NOTE: Good Towing practice should always take into account the inevitable effects on vehicle handling, braking and general stability of towing a trailer behind the vehicle. Dangerous loss of stability when loads are loose and move around. Danger of loads parting from the trailer.
Load shooting forward when the outfit brakes. This is particularly acute if the load consists of planks, bars, etc, laid in line front to back.
There is a very significant danger of light items being lifted out of a trailer by the slipstream. All items should be secure. Loading practice should, therefore, take into account: Secure restraint | Recommended nose weight | Balance | Weight Distribution
Trailer Checks before each journey
The trailer operator or the driver of the towing vehicle, if different, has the responsibility for the safe operation of the trailer and needs to carry out the following checks: If the trailer is laden is the load correctly distributed i.e. Not too much or too little nose weight? Is the load within the trailer's official payload? - i.e. Not overloaded. Is the actual gross weight being towed within the towing vehicle manufacturer's recommended maximum towing limit (whether braked or unbraked.)? Is the load correctly secured? Are all the lights undamaged and working correctly? Are the 7 core cable and plug undamaged? Is the correct number plate fitted? (both registration number and style)
Is the breakaway cable or secondary coupling undamaged and correctly connected, to a suitable point on the tow bar or towing vehicle? Are the tyre pressures correct and all tyres free from cuts, bulges and with adequate tread, (including the spare)? Tyres must have a continuous tread depth of at least 1.60 mm on cars, light vans and trailers, across the centre three-quarters of the width (1mm for other vehicles) Are you satisfied that the wheel nuts/bolts are tightened to the correct torque? If required are the mudguards in satisfactory condition and secure? Is the trailer correctly coupled to the tow-ball or pin? Is the coupling height correct? I.e. Not excessively nose down or nose up.
Follow the golden rules of towing:
Make sure the trailer is level when coupled to the towing vehicle. Make sure the nose weight is between 50 and 100kg (unless trailer is very light.) Make sure the tyre pressures are correct. Are the jockey wheel and any corner steadies or prop stands fully wound up and secure? Driving With a Trailer.
Always keep to the legal speed limit for the road you are using.

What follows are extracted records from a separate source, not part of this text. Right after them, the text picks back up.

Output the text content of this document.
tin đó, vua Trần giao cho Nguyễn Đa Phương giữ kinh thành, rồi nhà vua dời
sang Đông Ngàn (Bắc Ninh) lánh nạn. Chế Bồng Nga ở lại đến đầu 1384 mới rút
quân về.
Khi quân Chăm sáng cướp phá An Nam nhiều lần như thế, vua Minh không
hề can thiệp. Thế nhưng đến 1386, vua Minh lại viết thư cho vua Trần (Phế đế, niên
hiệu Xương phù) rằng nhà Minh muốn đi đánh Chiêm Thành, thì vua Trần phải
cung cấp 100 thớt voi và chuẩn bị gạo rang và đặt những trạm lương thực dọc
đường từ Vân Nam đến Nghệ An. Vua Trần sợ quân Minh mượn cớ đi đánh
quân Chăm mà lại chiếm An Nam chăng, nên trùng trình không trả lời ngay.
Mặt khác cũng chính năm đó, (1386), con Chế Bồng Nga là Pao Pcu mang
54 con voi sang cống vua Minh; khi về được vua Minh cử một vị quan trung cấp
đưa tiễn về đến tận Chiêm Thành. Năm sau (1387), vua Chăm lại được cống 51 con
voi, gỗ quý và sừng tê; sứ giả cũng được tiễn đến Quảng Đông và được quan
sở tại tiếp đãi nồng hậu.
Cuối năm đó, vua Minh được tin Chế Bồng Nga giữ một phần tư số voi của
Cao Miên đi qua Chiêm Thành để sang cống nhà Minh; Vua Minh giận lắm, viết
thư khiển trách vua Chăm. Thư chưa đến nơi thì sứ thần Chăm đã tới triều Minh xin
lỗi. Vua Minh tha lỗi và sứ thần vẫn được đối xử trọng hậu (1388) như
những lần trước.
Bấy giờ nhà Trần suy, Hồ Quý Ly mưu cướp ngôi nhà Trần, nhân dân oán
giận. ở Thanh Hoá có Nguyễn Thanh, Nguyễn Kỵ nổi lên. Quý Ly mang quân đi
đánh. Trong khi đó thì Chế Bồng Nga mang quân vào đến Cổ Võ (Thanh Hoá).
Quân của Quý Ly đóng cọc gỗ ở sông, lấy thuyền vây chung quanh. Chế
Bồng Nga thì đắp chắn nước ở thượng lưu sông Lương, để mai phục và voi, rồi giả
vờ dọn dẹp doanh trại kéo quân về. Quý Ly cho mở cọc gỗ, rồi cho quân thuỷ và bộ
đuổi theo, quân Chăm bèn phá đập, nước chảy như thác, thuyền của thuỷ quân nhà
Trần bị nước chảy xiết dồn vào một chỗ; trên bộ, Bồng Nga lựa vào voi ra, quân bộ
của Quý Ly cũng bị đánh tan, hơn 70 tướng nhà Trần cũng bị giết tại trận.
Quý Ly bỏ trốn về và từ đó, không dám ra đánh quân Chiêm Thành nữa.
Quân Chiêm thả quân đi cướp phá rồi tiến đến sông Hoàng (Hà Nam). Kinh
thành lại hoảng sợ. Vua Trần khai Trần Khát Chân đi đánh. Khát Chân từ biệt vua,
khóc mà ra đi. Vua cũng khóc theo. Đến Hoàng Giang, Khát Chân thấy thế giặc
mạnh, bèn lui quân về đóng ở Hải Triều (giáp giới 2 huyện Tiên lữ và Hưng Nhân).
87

Speed limits for cars towing caravans or trailers. 30mph limit applies on all roads with street lighting unless signs show otherwise. 50mph applies on single carriageways unless signs show otherwise. 60mph applies on dual carriageways and motorways. It should be remembered that you must not travel in the right-hand lane of a motorway, with three lanes or more, if you are driving a vehicle drawing a trailer.
Drive within your outfit's capabilities:
Always drive at a speed that is well within your capabilities, and to the road and weather conditions that prevail at the time. If your trailer begins to snake or swerve, ease off the accelerator and reduce speed gently. (This can happen if you are driving too fast or the load in the trailer is wrongly positioned). Do not brake sharply on a bend, (this could cause a possible jack-knife situation). Reduce speed before the bend and take the appropriate gear for the speed you are doing. Then gently accelerate out of the bend.
Reversing with a Trailer: Before reversing, get out of the vehicle and check that all is clear to the rear before making the manoeuvre. Be on the look out for children and pedestrians. If possible, get someone to watch while the manoeuvre is made.